Publicado em 17 de maio de 2021 às, 18h00.

Toda manhã bem cedo, entre junho de 2001 e fevereiro de 2002, o presidente Fernando Henrique Cardoso sentia na pele as medidas do racionamento de energia elétrica quando pulava na piscina do Palácio da Alvorada. Anunciado em 18 de maio de 2001 e instituído em 1° de junho, o plano foi a última tentativa de evitar blecautes rotativos que poderiam se estender por mais de oito horas diárias e mergulhar São Paulo, Rio de Janeiro e outras grandes cidades brasileiras no caos. Como alternativa, apostou-se na colaboração da população e na ameaça de multa aos que extrapolassem a meta de redução obrigatória de 20% do consumo.

A crise, anunciada por anos em seminários, publicações e em relatórios do próprio governo, foi sentida por 160 milhões de brasileiros. Apenas os moradores da região Sul ficaram de fora, em razão da falta de capacidade das linhas de transmissão de escoar energia para outras áreas do país.

Como um acidente aéreo, um dos maiores racionamentos já implementados no planeta foi resultado de uma série de falhas: o planejamento havia sido desmontado, investimentos foram postergados, empresas ficaram à espera da privatização do sistema Eletrobras, houve desarticulação entre os setores do governo, a Agência Nacional de Energia Elétrica (Aneel) e o Operador Nacional do Sistema Elétrico (ONS). A esperada salvação que viria das usinas térmicas a gás ficou nas pranchetas. São Pedro foi o menos culpado.

O problema foi superado com a criação da Câmara de Gestão da Crise de Energia, grupo interministerial liderado pelo então chefe da Casa Civil, Pedro Parente, a quem se concedeu poderes que englobavam várias pastas ao longo da Esplanada dos Ministérios. Na visão de Parente, o governo havia errado por falha de comunicação. Tinha de se utilizar os símbolos corretos para passar as mensagens à população. A comunicação e a transparência eram os pilares. Quando um marqueteiro sugeriu que o título da Câmara não deveria conter a palavra crise, o ministro foi taxativo. “Não, tem que usar a palavra crise, porque a população precisa entender que estamos vivendo uma. Não adianta esconder.”

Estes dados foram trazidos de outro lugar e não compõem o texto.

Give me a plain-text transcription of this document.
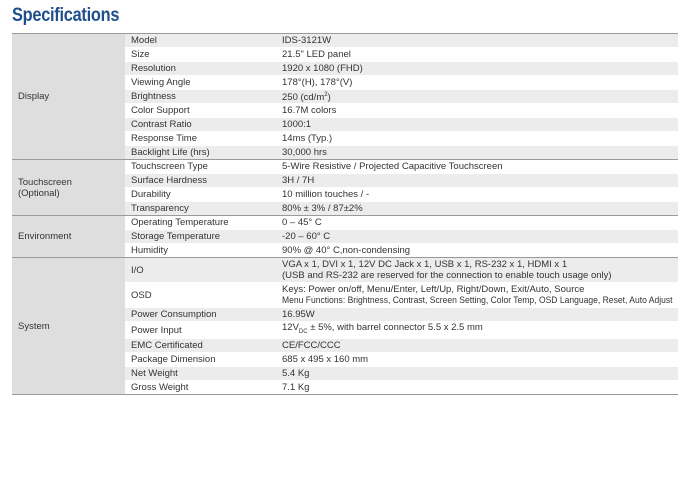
Specifications
Display	Model	IDS-3121W
	Size	21.5" LED panel
	Resolution	1920 x 1080 (FHD)
	Viewing Angle	178°(H), 178°(V)
	Brightness	250 $(cd/m^2)$
	Color Support	16.7M colors
	Contrast Ratio	1000:1
	Response Time	14ms (Typ.)
	Backlight Life (hrs)	30,000 hrs

Touchscreen
(Optional)	Touchscreen Type	5-Wire Resistive / Projected Capacitive Touchscreen
	Surface Hardness	3H / 7H
	Durability	10 million touches / -
	Transparency	80% ± 3% / 87±2%
Environment	Operating Temperature	0 – 45° C
	Storage Temperature	-20 – 60° C
	Humidity	90% @ 40° C,non-condensing
System	I/O	VGA x 1, DVI x 1, 12V DC Jack x 1, USB x 1, RS-232 x 1, HDMI x 1
(USB and RS-232 are reserved for the connection to enable touch usage only)

	OSD	Keys: Power on/off, Menu/Enter, Left/Up, Right/Down, Exit/Auto, Source
Menu Functions: Brightness, Contrast, Screen Setting, Color Temp, OSD Language, Reset, Auto Adjust

	Power Consumption	16.95W
	Power Input	$12V_{DC} \pm 5\%$, with barrel connector 5.5 x 2.5 mm
	EMC Certificated	CE/FCC/CCC
	Package Dimension	685 x 495 x 160 mm
	Net Weight	5.4 Kg
	Gross Weight	7.1 Kg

Parente também defendeu que toda a gestão do grupo fosse baseada no método PDCA – plan, do, check and act (ou seja, planejar, implementar, conferir e promover melhorias contínuas). Ao assumir o grupo, Parente ligou para Vicente Falconi. Além das metas, o guru da gestão ficou encarregado de passar um pente fino nas obras de geração, transmissão e distribuição que estavam previstas para os próximos anos, mapear seu andamento e listar os obstáculos.

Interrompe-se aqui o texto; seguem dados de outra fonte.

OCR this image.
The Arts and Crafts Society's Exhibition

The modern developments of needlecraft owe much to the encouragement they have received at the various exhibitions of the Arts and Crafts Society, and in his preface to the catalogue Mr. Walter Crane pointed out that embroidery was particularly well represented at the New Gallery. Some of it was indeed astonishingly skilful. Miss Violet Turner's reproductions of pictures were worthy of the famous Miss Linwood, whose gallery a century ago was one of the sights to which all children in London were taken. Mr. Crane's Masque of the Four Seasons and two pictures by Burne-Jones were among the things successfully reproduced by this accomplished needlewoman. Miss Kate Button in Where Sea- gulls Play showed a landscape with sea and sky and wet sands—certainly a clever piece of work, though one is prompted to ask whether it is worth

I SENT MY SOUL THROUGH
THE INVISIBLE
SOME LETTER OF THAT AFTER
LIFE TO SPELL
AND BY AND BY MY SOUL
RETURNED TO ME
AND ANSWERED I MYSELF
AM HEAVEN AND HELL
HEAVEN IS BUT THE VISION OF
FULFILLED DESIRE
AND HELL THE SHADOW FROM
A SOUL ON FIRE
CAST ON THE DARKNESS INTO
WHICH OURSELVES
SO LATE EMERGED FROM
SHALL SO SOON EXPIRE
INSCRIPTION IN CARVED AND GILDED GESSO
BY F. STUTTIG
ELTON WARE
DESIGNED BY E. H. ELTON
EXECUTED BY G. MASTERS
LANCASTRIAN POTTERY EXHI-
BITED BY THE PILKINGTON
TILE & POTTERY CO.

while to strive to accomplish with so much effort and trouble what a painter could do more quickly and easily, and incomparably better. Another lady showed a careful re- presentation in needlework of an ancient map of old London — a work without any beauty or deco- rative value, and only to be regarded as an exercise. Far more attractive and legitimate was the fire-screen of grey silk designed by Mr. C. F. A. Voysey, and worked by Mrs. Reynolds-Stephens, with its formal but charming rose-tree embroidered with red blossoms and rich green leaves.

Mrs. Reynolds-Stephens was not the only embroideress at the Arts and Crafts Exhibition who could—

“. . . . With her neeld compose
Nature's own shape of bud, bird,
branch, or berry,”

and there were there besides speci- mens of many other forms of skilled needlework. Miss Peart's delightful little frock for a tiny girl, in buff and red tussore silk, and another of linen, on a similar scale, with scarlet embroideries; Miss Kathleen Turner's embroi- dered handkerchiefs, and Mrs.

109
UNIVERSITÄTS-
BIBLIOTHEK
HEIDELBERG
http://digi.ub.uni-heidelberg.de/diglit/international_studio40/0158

O plano deu certo. A população reduziu o consumo e o país conseguiu driblar os cortes rotativos de energia. Mas o racionamento reduziu o ritmo da economia, que cresceu 1,6% em 2001, em vez dos 4% previstos inicialmente, enterrou a agenda de privatizações e foi um dos elementos que contribuíram para a vitória da oposição nas eleições presidenciais de 2002.

Em 2021, a ameaça de racionamento voltou ao noticiário. As chuvas, a 80% da média histórica nos últimos cinco anos, irão requerer cuidado na operação do sistema, melhor gestão do uso múltiplo das águas e terão impacto sobre os custos de operação, com aumento dos encargos voltados à geração térmica, segundo a consultoria PSR, a mais renomada do setor. Ela ainda estima que o valor gasto em 2021 com os Encargos de Serviços do Sistema (ESS) possa atingir R$ 20 bilhões. A tarifa brasileira, uma das mais altas do mundo, continuará pressionada. Esse cenário traz desafios para a agenda de modernização do setor e ampliação do mercado livre.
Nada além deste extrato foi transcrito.